Companies also pointed out that the registration costs of USD 1,000 per medical device is too high, as the number of medical devices far exceeds the number of drugs; larger companies have as many as 10,000-15,000 different medical devices. In addition, certain devices, despite being crucial, do not accrue business amounting to USD 1,000. “Even though we would not want a patient to be denied of our catheters; some of which have no substitute; it will not make commercial sense for us to continue to import these, given the high registration fee,” says Choudhary.
Excess documentation adds to the task, as companies need to recruit additional administrative staff and industry specialists to cover all areas that require submission for each device. These are namely, device master file, quality assurance procedures, risk assessment, biocompatibility and toxicology data, manufacturing process, details of standards to which the device conform etc. The requirement for imported devices to conform to local labelling requirements creates a logistical bottleneck for supplies while increasing the cost of surgical products.
To compound the problem, the state authorities will not be able to process the amount of data submitted due to staff scarcity, consequently leading to delays in granting of licenses. Echoing similar concerns on infrastructure bottlenecks, Bose states, “We are extremely concerned as an industry. There is a very voluminous amount of work that needs to be done in the coming months.”
Such guidelines along with tax increase have hit the industry hard and may result in a 5-10 per cent increase in cost for most players. From a patient’s perspective, treatment costs are expected to rise as healthcare deliverers seek to cover additional costs. From a company perspective, margins are expected to shrink, as device companies have to accommodate the four per cent increase in custom duties, announced in the recent budget. According to Bose, “A 5-10 per cent increase in costs would definitely hit companies’ top and bottom lines and also result in resource reallocation.”
Some experts claim that India could lose some cost advantage as a healthcare destination, as medical devices constitute a major portion of total hospitalisation costs. However, Mishra states that, “A 5-10 per cent cost increase will not affect medical tourism much, as treatment itself is two to three times cheaper in India. In fact, it will be beneficial, as foreign patients will be able to avail of locally manufactured devices that are certified, expanding the domestic market significantly.”
In order to address these concerns, the CII has urged the Centre to amend the proposed medical device regulations. According to Choudhary, “We have brought these problems to the government’s attention and the government has assured us it is looking into all these areas and we feel it will help us circumventing these hurdles.”

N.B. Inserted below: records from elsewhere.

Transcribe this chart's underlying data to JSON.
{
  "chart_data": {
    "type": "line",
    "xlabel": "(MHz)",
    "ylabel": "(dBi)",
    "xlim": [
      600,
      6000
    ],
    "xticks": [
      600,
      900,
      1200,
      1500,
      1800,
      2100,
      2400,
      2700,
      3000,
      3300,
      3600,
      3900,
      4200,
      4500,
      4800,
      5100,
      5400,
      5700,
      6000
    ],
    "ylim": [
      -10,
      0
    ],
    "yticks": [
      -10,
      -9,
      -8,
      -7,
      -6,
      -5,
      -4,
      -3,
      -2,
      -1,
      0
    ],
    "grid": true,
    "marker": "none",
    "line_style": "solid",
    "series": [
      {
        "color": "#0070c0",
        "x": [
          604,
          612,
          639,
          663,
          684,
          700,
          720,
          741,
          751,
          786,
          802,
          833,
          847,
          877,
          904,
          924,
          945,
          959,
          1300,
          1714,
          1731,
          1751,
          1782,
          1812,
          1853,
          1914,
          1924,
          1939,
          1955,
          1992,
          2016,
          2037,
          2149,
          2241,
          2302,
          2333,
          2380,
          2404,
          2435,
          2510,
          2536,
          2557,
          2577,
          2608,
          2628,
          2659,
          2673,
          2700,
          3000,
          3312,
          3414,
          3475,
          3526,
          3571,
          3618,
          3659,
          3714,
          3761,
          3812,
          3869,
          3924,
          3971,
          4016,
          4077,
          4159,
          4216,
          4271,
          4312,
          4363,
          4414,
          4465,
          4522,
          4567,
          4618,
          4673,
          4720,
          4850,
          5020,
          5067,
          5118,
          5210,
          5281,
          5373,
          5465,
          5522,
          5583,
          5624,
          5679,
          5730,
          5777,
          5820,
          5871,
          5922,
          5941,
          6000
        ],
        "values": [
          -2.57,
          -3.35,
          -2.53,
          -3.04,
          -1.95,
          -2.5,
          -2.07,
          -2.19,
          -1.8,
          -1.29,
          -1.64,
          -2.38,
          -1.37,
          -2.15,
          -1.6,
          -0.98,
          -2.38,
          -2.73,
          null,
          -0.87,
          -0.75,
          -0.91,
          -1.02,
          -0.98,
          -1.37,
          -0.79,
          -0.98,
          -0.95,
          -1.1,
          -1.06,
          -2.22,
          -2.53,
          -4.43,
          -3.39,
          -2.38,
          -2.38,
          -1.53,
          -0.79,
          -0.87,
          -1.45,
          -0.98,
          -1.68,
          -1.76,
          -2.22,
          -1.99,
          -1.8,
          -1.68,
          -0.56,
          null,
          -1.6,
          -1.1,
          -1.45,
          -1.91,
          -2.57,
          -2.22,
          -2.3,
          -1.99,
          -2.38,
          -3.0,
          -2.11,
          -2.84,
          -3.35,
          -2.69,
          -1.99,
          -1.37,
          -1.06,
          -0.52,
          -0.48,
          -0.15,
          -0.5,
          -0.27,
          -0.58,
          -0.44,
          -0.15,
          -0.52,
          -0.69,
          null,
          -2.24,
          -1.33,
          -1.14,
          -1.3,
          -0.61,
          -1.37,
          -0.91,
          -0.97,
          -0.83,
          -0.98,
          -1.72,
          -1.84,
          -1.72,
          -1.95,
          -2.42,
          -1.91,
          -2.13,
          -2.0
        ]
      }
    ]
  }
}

One of the most pressing suggestions has been to permit the import of devices that are US FDA/CE certified, so that efforts can be focused on local manufacturers without licenses. According to Mishra, “US FDA and CE certifications are extremely robust and universally acclaimed. Efforts should be focussed on devices that have not gone through any quality control; those that are directly connected to patients’ safety.” Currently, the American Chamber of Commerce, Europe’s UCOMED, the CII and National Committee for Medical Equipment are in talks with the MOHFW to provide a list of medical devices that require central clearance prior to import, manufacture and marketing in the country. These dialogues also hope to ensure framing of guidelines for medical devices accreditation, in addition to establishment of required infrastructure to undertake product testing in India, certification and quality standard evaluation.
On the whole, industry officials have made it clear that they are not opposing the regulations, recognising the importance of patient safety. What remains a matter of concern are the issues related to this regulation, as a few clauses could affect a $1.5 billion market, consequently taking its toll on patients. In the interest of companies that are not aware of the new guidelines put forth by the DCGI, the media should publicise the CDSCO website, where they are posted. Says Mishra, “Regulations should not kill the indigenous industry, when it is picking up in India. We have to remember that it is this industry that will bring the costs down in the future.” Quality control should always be a priority and the government has industry’s support in this respect. Says Bose, “I must applaud the government for its efforts and good intention towards patients. I am proud to be an Indian and fully support the initiative to ensure quality and regulation of life saving devices in India.”
The writer is Mumbai-based research analyst.